暗礁に乗り上げた1930年代
1929年10月24日、ニューヨーク証券取引所での株価の大暴落をきっかけに「狂喜の時代」は終わりを告げ、米国はかつてない大不況に見舞われます。それによって、程度の差はあれ、西欧諸国全体が影響を被りました。しかし、ロンジンの工場では、1921年の経済危機の時ほど憂慮すべき状況にあるとは認識されておらず、経営陣らは不況への対応も怠りないと感じていました。とは言え、経済危機は各地に広がりを見せ、米国議会の可決した高い関税によって保護された米国産の時計と新たな競争を強いられたスイス時計業界にも、それは容赦なく襲い掛かりました。他方、エボーシュや組み立て前の各種パーツを外国に輸出する「シャブロナージュ」と呼ばれる慣行がさらに活発になり、スイス時計産業全体が置かれていた危機的状況を悪化させました。実際、こうした打撃はロンジンにとっても厳しいものでした。設立以来始めて、ロンジン社の収支は大幅な赤字で、労働時間短縮、配当金の支払い延期、工場付属の工房の閉鎖、天文台コンクールの延期といった事態を余儀なくされたのです。

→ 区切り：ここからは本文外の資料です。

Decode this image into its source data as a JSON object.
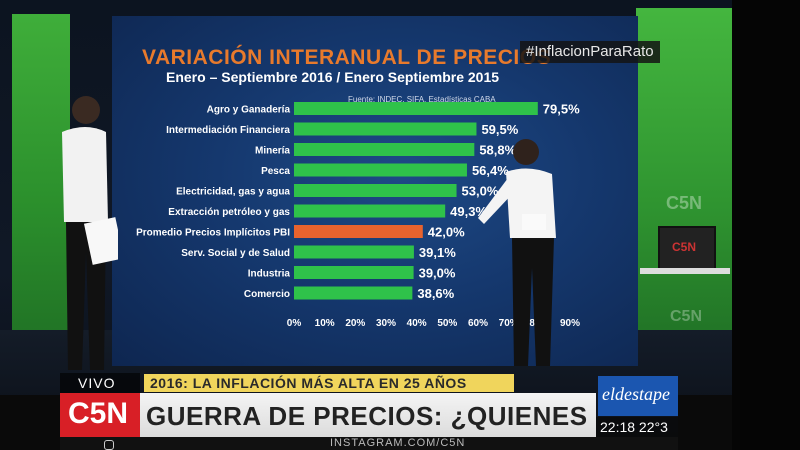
{
  "colors": {
    "bar_default": "#2fc24a",
    "bar_highlight": "#e8632e",
    "title": "#e87a2c",
    "subtitle": "#ffffff",
    "label": "#ffffff",
    "screen_bg": "#15386e",
    "headline_accent": "#f0d55c",
    "c5n_red": "#d81f26",
    "eldestape_blue": "#1b56b0"
  },
  "overlay": {
    "hashtag": "#InflacionParaRato",
    "vivo": "VIVO",
    "channel_logo": "C5N",
    "headline_top": "2016: LA INFLACIÓN MÁS ALTA EN 25 AÑOS",
    "headline_main": "GUERRA DE PRECIOS: ¿QUIENES GANARON?",
    "partner_logo": "eldestape",
    "clock": "22:18 22°3",
    "instagram": "INSTAGRAM.COM/C5N",
    "watermark": "C5N",
    "monitor_logo": "C5N"
  },
  "chart_data": {
    "type": "bar",
    "orientation": "horizontal",
    "title": "VARIACIÓN INTERANUAL DE PRECIOS",
    "subtitle": "Enero – Septiembre 2016 / Enero Septiembre 2015",
    "source": "Fuente: INDEC, SIFA, Estadísticas CABA",
    "categories": [
      "Agro y Ganadería",
      "Intermediación Financiera",
      "Minería",
      "Pesca",
      "Electricidad, gas y agua",
      "Extracción petróleo y gas",
      "Promedio Precios Implícitos PBI",
      "Serv. Social y de Salud",
      "Industria",
      "Comercio"
    ],
    "values": [
      79.5,
      59.5,
      58.8,
      56.4,
      53.0,
      49.3,
      42.0,
      39.1,
      39.0,
      38.6
    ],
    "value_labels": [
      "79,5%",
      "59,5%",
      "58,8%",
      "56,4%",
      "53,0%",
      "49,3%",
      "42,0%",
      "39,1%",
      "39,0%",
      "38,6%"
    ],
    "highlight_index": 6,
    "xlim": [
      0,
      90
    ],
    "xticks": [
      "0%",
      "10%",
      "20%",
      "30%",
      "40%",
      "50%",
      "60%",
      "70%",
      "80%",
      "90%"
    ],
    "grid": false,
    "legend": "none"
  }
}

1930年代の大不況による打撃はさらに、製造工程の再編成、製造段階でのキャリバーの純化、小さなバゲット・キャリバーなど新しいムーブメントの製造といった結果ももたらしました。アルフレッド・フィスターの指揮で、ロンジンは製造方法を時代に適応させ、自社ムーブメントのコスト改善を試みます。経済危機はロンジンにとって会社再編のきっかけともなったのでした。1936年、米国市場が再び門戸を開いたのと時期を同じくして時計業界も回復を見せ始めます。ロンジンはアメリカにロンジン-ウィットナー・ウォッチ社という代理店を置き、そこを通じて新たに注文を獲得し始めます。世界的な経済不況によって6年間の厳しい時期を送った後、ロンジンは1936年に収支をわずかながら黒字に転じたのでした。